Thursday's modest decline can be chalked up to a round of profit taking, said Randy Frederick, managing director of active trading and derivatives at Charles Schwab: "We get one nearly every time the S&P 500 hits a new high, so it's not at all uncommon for us to see a dip every time we get to a new record."
Kroger rallied after the supermarket chain posted a better-than-expected quarterly profit and hiked its outlook for full-year adjusted profit; BlackBerry surged after the smartphone maker tallied less of a first-quarter loss than analysts had expected; Red Hat gained after the provider of Linux operating-system software hiked its annual revenue outlook, and Starbucks advanced after UBS upgraded its rating on the coffee chain to buy from neutral.
After the Fed signaled it would be "supportive for a considerable period of time, we are settling back into a catalyst-light mode," said Art Hogan, chief market strategist at Wunderlich Securities, referring to Thursday's economic data as second-tier in terms of market impact.
"We continue to look for improvement, and second-quarter data, ex-housing, has been better," said Hogan.

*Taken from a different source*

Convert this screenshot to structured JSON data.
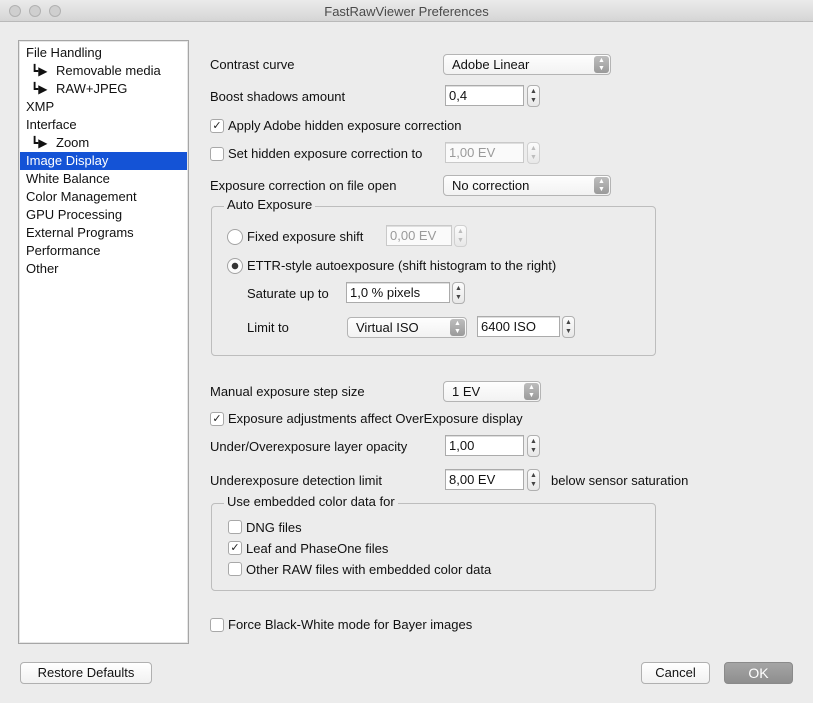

Leading indicators were up 0.5 percent in May, versus a 0.6 percent estimate, while a separate report had the Philadelphia Federal Reserve's June business index at 14.5, down from the prior month's reading of 15.4.
And, in another illustration of an improving labor market, the government reported fewer Americans filed claims for jobless benefits last week, with applications falling by 6,000 to 312,000.